Earnhardt led a race-high 54 laps, including the final 18. During the last caution, he ran over a piece of Bear Bond crash tape that had come from Newman’s car. The tape attached to Earnhardt’s front grille, but it had no effect on his car during the finish.
“This race car was awesome,” Earnhardt said. “We showed them all night long how good of a car we had. This thing could do anything. We fought off battle after battle. We got a little help there at the end from Jeff [Gordon] to get away on that restart.”
Hamlin was attempting to win all three Sprint Cup events during Speedweeks at Daytona. The Joe Gibbs Racing driver won the preseason race on Feb. 15 and the Daytona 500 qualifiers this past Thursday. Hamlin had communications problems with his spotter late in the race.
“Our radios got wet after the rain, and I didn’t perform as good as I could have because I was trying to spot myself at the end of the race,” Hamlin said. “It’s hard to win a superspeedway race when you don’t know when runs are coming, when you have to time your passes and everything, especially when you’re trying to guard against causing a wreck, knowing you got radio silence.
“It was tough and disappointing because I definitely could have used my spotter there at the end for the green-white-checkered to possibly time a run on [Earnhardt].”
Gordon, a three-time Daytona 500 champion, finished fourth, while Johnson, the six-time and defending Sprint Cup champion, placed fifth. Johnson was one of nine drivers who had to start from the rear of the field in this race. He used his backup car after wrecking his primary vehicle during the last lap of the qualifiers. Johnson also crashed in the preseason event.
Matt Kenseth, Ricky Stenhouse Jr., Greg Biffle, Austin Dillon, the pole sitter, and Casey Mears finished sixth through 10th, respectively.
Dillon, driving the No. 3 Richard Childress Racing Chevrolet, a car number made famous by Earnhardt’s father, triggered a 10-car pileup in turn 4 on lap 163 when he got loose and bumped into the back of his fellow rookie competitor Kyle Larson.
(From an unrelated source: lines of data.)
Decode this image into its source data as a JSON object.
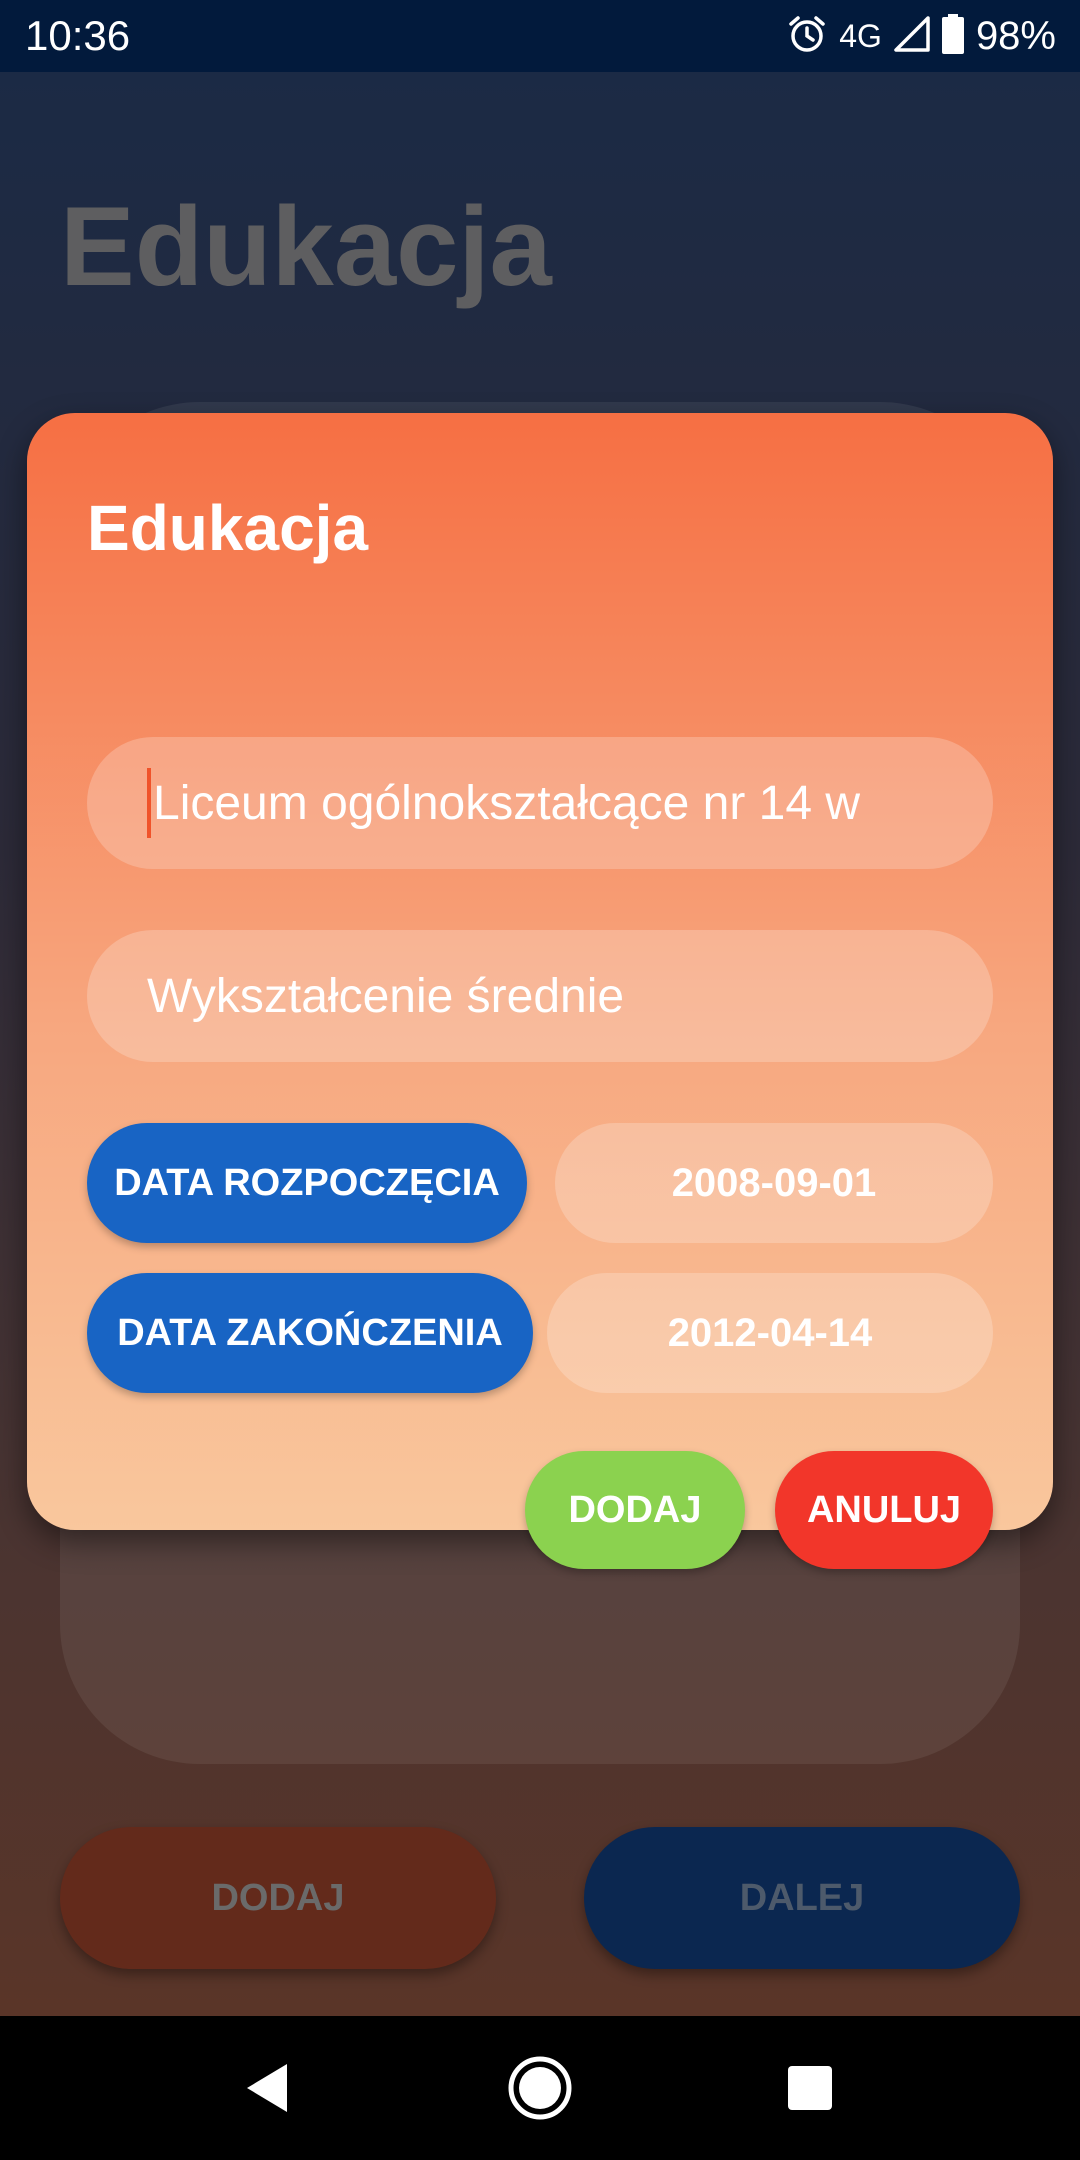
{
  "status_bar": {
    "time": "10:36",
    "network": "4G",
    "battery": "98%",
    "icons": [
      "alarm-icon",
      "signal-icon",
      "battery-icon"
    ]
  },
  "background_screen": {
    "title": "Edukacja",
    "buttons": {
      "add": "DODAJ",
      "next": "DALEJ"
    }
  },
  "dialog": {
    "title": "Edukacja",
    "school_field": {
      "value": "Liceum ogólnokształcące nr 14 w"
    },
    "degree_field": {
      "value": "Wykształcenie średnie"
    },
    "start_date": {
      "button_label": "DATA ROZPOCZĘCIA",
      "value": "2008-09-01"
    },
    "end_date": {
      "button_label": "DATA ZAKOŃCZENIA",
      "value": "2012-04-14"
    },
    "actions": {
      "add": "DODAJ",
      "cancel": "ANULUJ"
    }
  },
  "nav_bar": {
    "icons": [
      "back-icon",
      "home-icon",
      "recents-icon"
    ]
  },
  "colors": {
    "dialog_top": "#f66f43",
    "dialog_bottom": "#f9c79d",
    "date_button": "#1864c4",
    "add_button": "#8bd24f",
    "cancel_button": "#f2362a",
    "status_bar": "#021a3c"
  }
}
Dillon was also in the first major crash of the race, happening on lap 146 and involving 13 cars.
“I think the yellow stripes on the bumper showed a little bit tonight, but we made it through it,” Dillon said. “After we got in the wreck, I don’t know how we didn’t hit the wall. I had a little damage, but was just a lot freer after that. The car was still fast, just a little loose.”
The 13-car incident on the frontstretch was started when Kevin Harvick made contact with Brian Scott, who then hit Aric Almirola. Danica Patrick collided into Almirola and then shot up the track before she slammed hard into the wall.
“It’s just upsetting,” said Patrick, who finished 40th after her eighth-place run in last year’s Daytona 500. “I think it’s a culmination of sitting around all day. It’s unfortunate that I was on the short end of the accident, but that’s the kind of thing that happens.”
A fast-moving band of severe thunderstorms moved over this 2.5-mile superspeedway about 40 minutes after the green flag waved for the start of the Daytona 500 at 1:30 p.m. ET. NASCAR displayed the red flag when 38 laps had been completed, as the field came to a stop on pit road.
The National Weather Service had issued a severe thunderstorm warning as well as a tornado warning for the area during the late afternoon. The rain stopped shortly before sunset, and NASCAR’s new track-drying system, the Air Titan, began its task. The Air Titan was designed to shorten the amount of track- drying time.
The field returned to the track at 8:35 p.m., running eight laps under caution before the green flag was displayed again at 8:53 p.m. Kyle Busch was leading when the race had been stopped. Busch ended up finishing 19th.